L'attente en Indonésie

Articles d'actualité, 30 octobre 2013

© HCR/V.Tan
Une employée du HCR s'entretient avec de jeunes demandeurs d'asile hébergés dans un centre pour mineurs non accompagnés à Djakarta, en Indonésie.

DJAKARTA, Indonésie, 30 octobre (HCR) Le téléphone d'Ardi Sofinar sonne sans arrêt. Celui-ci répond calmement et patiemment à tous les appels, même au milieu de la nuit. « Les réfugiés et les demandeurs d'asile appellent quand il y a des problèmes ou des différends », explique cet employé du HCR en charge de la protection à Medan, en Indonésie. « Ils appellent car ils sont convaincus que nous pourrons les aider. »
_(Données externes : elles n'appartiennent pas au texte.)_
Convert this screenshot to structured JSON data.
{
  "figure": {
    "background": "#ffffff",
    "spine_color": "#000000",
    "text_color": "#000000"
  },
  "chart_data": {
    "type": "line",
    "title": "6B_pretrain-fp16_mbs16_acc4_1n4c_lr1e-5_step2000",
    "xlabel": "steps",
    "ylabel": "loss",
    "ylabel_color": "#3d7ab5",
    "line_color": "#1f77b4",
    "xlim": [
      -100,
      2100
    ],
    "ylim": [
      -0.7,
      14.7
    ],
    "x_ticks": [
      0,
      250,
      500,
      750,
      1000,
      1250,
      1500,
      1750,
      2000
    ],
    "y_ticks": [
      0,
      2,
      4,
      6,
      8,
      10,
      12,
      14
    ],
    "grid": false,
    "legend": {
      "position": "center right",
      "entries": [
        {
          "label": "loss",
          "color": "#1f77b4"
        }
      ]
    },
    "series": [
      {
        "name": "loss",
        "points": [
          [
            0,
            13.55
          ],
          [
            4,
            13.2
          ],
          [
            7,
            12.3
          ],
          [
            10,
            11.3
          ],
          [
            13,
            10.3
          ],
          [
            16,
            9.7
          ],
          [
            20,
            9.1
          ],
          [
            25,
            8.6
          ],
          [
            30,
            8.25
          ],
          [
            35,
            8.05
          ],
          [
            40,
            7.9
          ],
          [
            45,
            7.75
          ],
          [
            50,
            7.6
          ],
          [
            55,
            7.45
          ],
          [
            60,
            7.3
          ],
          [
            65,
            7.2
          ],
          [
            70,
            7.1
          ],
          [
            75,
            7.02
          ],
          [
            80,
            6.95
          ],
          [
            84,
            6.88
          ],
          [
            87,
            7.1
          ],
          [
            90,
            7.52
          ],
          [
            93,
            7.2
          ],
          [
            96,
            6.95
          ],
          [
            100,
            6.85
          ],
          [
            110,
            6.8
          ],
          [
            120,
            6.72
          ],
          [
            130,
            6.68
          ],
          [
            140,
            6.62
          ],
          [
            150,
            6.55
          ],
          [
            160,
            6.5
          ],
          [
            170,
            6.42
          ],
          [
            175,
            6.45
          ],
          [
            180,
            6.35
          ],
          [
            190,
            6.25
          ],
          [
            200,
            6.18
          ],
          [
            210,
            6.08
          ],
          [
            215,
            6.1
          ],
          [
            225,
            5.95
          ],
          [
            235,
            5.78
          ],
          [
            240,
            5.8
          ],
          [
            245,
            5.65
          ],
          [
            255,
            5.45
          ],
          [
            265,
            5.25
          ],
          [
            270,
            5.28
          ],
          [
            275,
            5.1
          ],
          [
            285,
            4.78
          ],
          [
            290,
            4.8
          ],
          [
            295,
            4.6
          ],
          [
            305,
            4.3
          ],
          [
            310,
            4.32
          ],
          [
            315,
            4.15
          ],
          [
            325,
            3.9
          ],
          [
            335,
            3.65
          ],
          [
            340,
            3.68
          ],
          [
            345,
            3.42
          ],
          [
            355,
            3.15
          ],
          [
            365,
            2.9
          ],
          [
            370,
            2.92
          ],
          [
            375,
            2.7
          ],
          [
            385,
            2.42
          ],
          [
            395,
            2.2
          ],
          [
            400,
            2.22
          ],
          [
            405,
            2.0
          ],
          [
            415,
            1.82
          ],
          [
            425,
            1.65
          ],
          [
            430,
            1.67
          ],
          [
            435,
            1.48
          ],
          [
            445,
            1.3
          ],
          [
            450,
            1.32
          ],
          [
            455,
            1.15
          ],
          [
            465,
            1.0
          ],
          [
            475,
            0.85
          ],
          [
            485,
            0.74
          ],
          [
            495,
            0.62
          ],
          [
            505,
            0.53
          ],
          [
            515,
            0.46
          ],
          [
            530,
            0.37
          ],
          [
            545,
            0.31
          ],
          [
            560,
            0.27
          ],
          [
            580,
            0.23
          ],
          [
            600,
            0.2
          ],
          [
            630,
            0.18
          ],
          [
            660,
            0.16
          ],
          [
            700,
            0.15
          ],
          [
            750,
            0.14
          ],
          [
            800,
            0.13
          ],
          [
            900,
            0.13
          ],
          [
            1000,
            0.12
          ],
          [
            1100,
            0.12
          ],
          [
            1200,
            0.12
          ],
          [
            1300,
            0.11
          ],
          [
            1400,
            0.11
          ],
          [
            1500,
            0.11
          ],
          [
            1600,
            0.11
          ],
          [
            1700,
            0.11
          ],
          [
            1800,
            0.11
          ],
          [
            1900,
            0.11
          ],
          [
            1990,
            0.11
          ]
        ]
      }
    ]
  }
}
Ardi Sofinar est l'un des quatre employés du HCR basés à Medan, un bureau qui couvre une importante zone géographique avec plus de 1 100 demandeurs d'asile et réfugiés. L'agence dispose désormais de six bureaux de terrain dans l'archipel indonésien pour aider un nombre croissant de personnes en quête de sécurité après avoir fui le conflit ou la persécution dans leur pays d'origine. Certains arrivants se trompent sur l'Indonésie qu'ils considèrent comme un point de départ facile vers l'Australie. En fait, ils risquent leur vie sur des bateaux de passeurs qui, trop souvent, chavirent en route.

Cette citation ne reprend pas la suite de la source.